Factor V Leiden mutation causing neonatal stroke, while rare, should be considered in the broad differential diagnosis of neonatal focal seizures.

References

1. Raju TN, Nelson KB, Ferriero D, Lynch JK; NICHD-NINDS Perinatal Stroke Workshop Participants. Ischemic perinatal stroke: summary of a workshop sponsored by the National Institute of Child Health and Human Development and the National Institute of Neurological Disorders and Stroke. Pediatrics. 2007;120(3):609-616.
2. Nelson KB, Lynch JK Stroke in newborn infants. Lancet Neurol. 2004;3(3):150-158.
3. Kirton A, Armstrong-Wells J, Chang T, et al; International Pediatric Stroke Study Investigators. Symptomatic neonatal arterial ischemic stroke: the International Pediatric Stroke Study. Pediatrics. 2011;128(6):e1402-e1410.
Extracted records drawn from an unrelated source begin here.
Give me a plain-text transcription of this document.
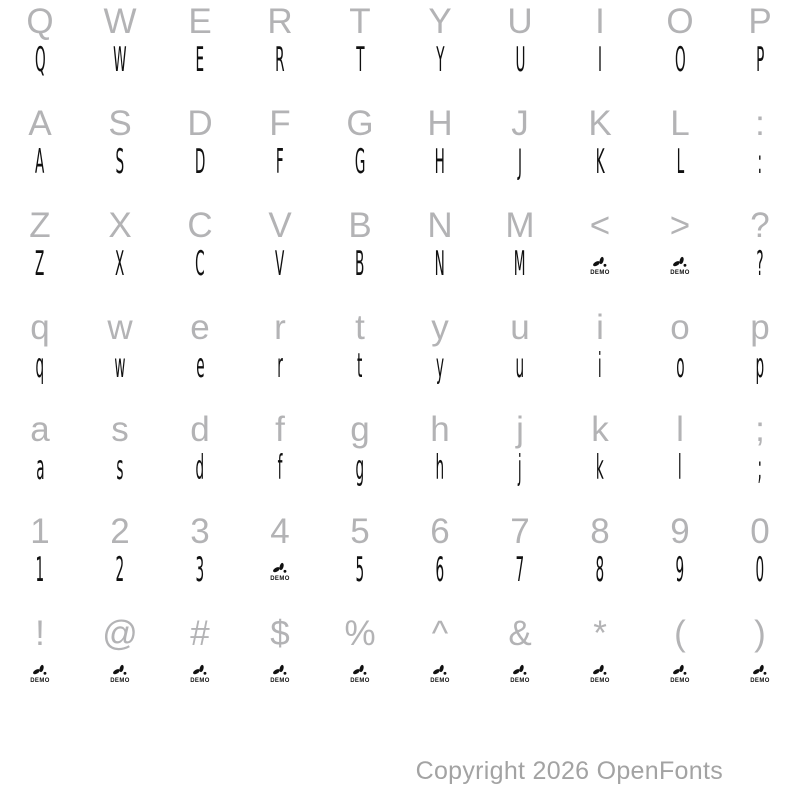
Q W E R T Y U I O P
Q W E R T Y U I O P
A S D F G H J K L :
A S D F G H J K L :
Z X C V B N M < > ?
Z X C V B N M	DEMO	DEMO ?
q w e r t y u i o p
q w e r t y u i o p
a s d f g h j k l ;
a s d f g h j k l ;
1 2 3 4 5 6 7 8 9 0
1 2 3	DEMO 5 6 7 8 9 0
! @ # $ % ^ & * ( )
DEMO	DEMO	DEMO	DEMO	DEMO	DEMO	DEMO	DEMO	DEMO	DEMO
Copyright 2026 OpenFonts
4. Barmada MA, Moossy J, Shuman RM. Cerebral infarcts with arterial occlusion in neonates. Ann Neurol. 1979;6(6):495-502.
5. Ment LR, Duncan CC, Ehrenkranz RA. Perinatal cerebral infarction. Ann Neurol. 1984;16(5):559-568.
6. Lynch JK, Nelson KB, Curry CJ, Grether JK. Cerebrovascular disorders in children with the factor V Leiden mutation. J Child Neurol. 2001;16(10):735-744.
7. Thorarensen O, Ryan S, Hunter J, Younkin DP. Factor V Leiden mutation: an unrecognized cause of hemiplegic cerebral palsy, neonatal stroke, and placental thrombosis. Ann Neurol. 1997;42(3):372-375.
8. Varelas PN, Sleight BJ, Rinder HM, Sze G, Ment LR. Stroke in a neonate heterozygous for factor V Leiden. Pediatr Neurol. 1998;18(3):262-264.
9. Verdu A, Cazorla MR, Moreno JC, Casado LF. Prenatal stroke in a neonate heterozygous for factor V Leiden mutation. Brain Dev. 2005;27(6):451-454.
10. Sreenan C, Bhargava R, Robertson CMT. Cerebral infarction in the term newborn: clinical presentation and long-term outcome. J Pediatr. 2000;137(3):351-355.